In March 2011, the ECC had directed the Ministry of Finance to give a comprehensive presentation on the process and procedure of opening of LCs, and role of banking consortium in consultation with the Ministry of Industries and Production (MoI&P) and TCP Chairman.
Ministry of Finance told ECC in its meeting on April 26, 2011 that it is the prime responsibility of the buyer/customer to negotiate the terms and conditions of financing facility, which is mainly dependent upon previous financially history of creditor/buyer. It was also informed that generally banks charge 0.1 percent to 0.35 percent of the value of letter credit as LC opening commission.
Banks extend funded and/or non funded credit facilities to their clients; banks usually under the funded facility open LCs on behalf of their customers by making lien to the assigned credit limit charge LC opening commission. In the case of TCP, the banks used to charge 0.1 percent as LC commission plus 20 percent cash margin of the value of LC opened during 2005 to 2008.

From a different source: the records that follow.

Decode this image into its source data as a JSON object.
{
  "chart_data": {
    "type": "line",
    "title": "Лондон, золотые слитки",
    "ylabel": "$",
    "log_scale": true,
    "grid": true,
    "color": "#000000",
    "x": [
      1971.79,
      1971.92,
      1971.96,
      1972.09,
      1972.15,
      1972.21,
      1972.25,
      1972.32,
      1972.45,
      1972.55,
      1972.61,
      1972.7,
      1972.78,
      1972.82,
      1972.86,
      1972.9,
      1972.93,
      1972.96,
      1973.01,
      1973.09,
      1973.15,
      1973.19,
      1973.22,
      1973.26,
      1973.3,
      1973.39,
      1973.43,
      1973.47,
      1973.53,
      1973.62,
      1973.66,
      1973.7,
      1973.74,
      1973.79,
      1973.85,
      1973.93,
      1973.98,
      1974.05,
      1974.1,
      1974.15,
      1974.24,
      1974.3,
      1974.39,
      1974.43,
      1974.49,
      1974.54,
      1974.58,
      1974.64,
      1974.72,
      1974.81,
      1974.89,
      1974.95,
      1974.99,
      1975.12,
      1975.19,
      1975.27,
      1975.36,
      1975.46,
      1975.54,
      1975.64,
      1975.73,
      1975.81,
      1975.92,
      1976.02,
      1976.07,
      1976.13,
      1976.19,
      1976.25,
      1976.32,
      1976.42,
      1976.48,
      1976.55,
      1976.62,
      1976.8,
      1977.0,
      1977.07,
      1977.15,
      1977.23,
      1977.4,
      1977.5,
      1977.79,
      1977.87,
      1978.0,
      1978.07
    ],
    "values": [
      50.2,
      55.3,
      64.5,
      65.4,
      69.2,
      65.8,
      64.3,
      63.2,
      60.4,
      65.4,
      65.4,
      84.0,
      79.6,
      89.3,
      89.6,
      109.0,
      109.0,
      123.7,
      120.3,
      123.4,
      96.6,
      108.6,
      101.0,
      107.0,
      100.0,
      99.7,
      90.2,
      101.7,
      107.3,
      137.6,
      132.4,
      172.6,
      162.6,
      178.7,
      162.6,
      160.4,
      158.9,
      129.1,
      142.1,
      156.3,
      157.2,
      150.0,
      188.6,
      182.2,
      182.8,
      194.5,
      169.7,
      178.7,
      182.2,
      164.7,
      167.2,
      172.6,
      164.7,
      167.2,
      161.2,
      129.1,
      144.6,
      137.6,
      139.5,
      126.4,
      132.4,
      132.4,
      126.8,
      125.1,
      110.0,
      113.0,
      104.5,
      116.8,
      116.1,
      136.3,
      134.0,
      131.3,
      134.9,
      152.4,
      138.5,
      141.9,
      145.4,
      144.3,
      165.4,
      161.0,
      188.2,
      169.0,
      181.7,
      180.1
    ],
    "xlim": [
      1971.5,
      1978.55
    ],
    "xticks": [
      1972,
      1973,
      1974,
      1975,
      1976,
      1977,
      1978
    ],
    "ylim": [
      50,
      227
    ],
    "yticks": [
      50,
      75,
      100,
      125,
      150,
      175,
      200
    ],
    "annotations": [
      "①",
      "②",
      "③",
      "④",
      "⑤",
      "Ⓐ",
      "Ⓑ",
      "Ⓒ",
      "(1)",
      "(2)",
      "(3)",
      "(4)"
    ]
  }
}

Thereafter, they started charging 0.25 percent commission, without any cash margin, owing to liquidity crunch faced by TCP. It was further stated that the present arrangement is cheaper as compared to previous practice. LC opened for recent import of urea is non-remunerative as the financial takeout of LC is made by drawing on Saudi Fund for Development (SFD). Under the financing arrangements, TCP will buy commodity from SABIC by establishing an LC, and SABIC will be paid through it. SFD on presentation of shipment documents will inform EAD to record the creation of loan in its books. Hence, the LC opening bank is not extending any financial commitment to the seller in case of non-payment by TCP. Therefore, LC opening commission of 0.25 percent in case of non-remunerative LC appears to be on higher side. The LC for import of urea was opened in February 2011 for $100 million and, accordingly, the bank recorded this in its books. TCP apprised that ABL has agreed to reimburse the charges on the balance of $46.2 million.

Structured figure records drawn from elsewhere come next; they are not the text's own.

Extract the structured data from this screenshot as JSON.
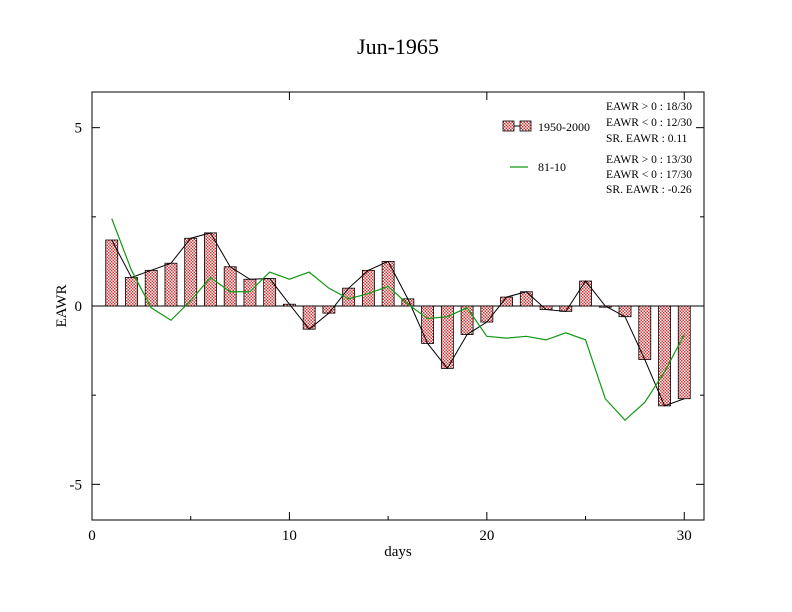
{
  "chart_data": {
    "type": "bar",
    "title": "Jun-1965",
    "xlabel": "days",
    "ylabel": "EAWR",
    "xlim": [
      0,
      31
    ],
    "ylim": [
      -6,
      6
    ],
    "x_ticks": [
      0,
      10,
      20,
      30
    ],
    "y_ticks": [
      -5,
      0,
      5
    ],
    "grid": false,
    "legend": "top-right",
    "x": [
      1,
      2,
      3,
      4,
      5,
      6,
      7,
      8,
      9,
      10,
      11,
      12,
      13,
      14,
      15,
      16,
      17,
      18,
      19,
      20,
      21,
      22,
      23,
      24,
      25,
      26,
      27,
      28,
      29,
      30
    ],
    "series": [
      {
        "name": "1950-2000",
        "type": "bar+line",
        "color": "#e06060",
        "values": [
          1.85,
          0.8,
          1.0,
          1.2,
          1.9,
          2.05,
          1.1,
          0.75,
          0.77,
          0.05,
          -0.65,
          -0.2,
          0.5,
          1.0,
          1.25,
          0.2,
          -1.05,
          -1.75,
          -0.8,
          -0.45,
          0.25,
          0.4,
          -0.1,
          -0.15,
          0.7,
          0.0,
          -0.3,
          -1.5,
          -2.8,
          -2.6
        ]
      },
      {
        "name": "81-10",
        "type": "line",
        "color": "#119911",
        "values": [
          2.45,
          1.0,
          -0.05,
          -0.4,
          0.15,
          0.8,
          0.4,
          0.4,
          0.95,
          0.75,
          0.95,
          0.5,
          0.2,
          0.35,
          0.55,
          0.05,
          -0.35,
          -0.3,
          -0.05,
          -0.85,
          -0.9,
          -0.85,
          -0.95,
          -0.75,
          -0.95,
          -2.6,
          -3.2,
          -2.7,
          -1.85,
          -0.8
        ]
      }
    ],
    "stats": {
      "base": [
        "EAWR > 0 : 18/30",
        "EAWR < 0 : 12/30",
        "SR. EAWR :  0.11"
      ],
      "recent": [
        "EAWR > 0 : 13/30",
        "EAWR < 0 : 17/30",
        "SR. EAWR : -0.26"
      ]
    }
  }
}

TCP, while offering views on the presentation, stated that it is unable to demonstrate financial discipline owing to increase in receivables from different government agencies including federal government. Therefore, it is being dictated unfavourable terms and conditions by the banking consortium as not many banks are willing to finance commodity operations undertaken by the TCP.
TCP Chairman Anjum Bashir stated that the LC opened for import of urea was valid up to December 31, 2011 and, on its request this LC has been curtailed to the present import of urea, and ABL has charged LC commission for $53.8 million (cost of 13 KMZ) and refunded the balance charged of $100 million.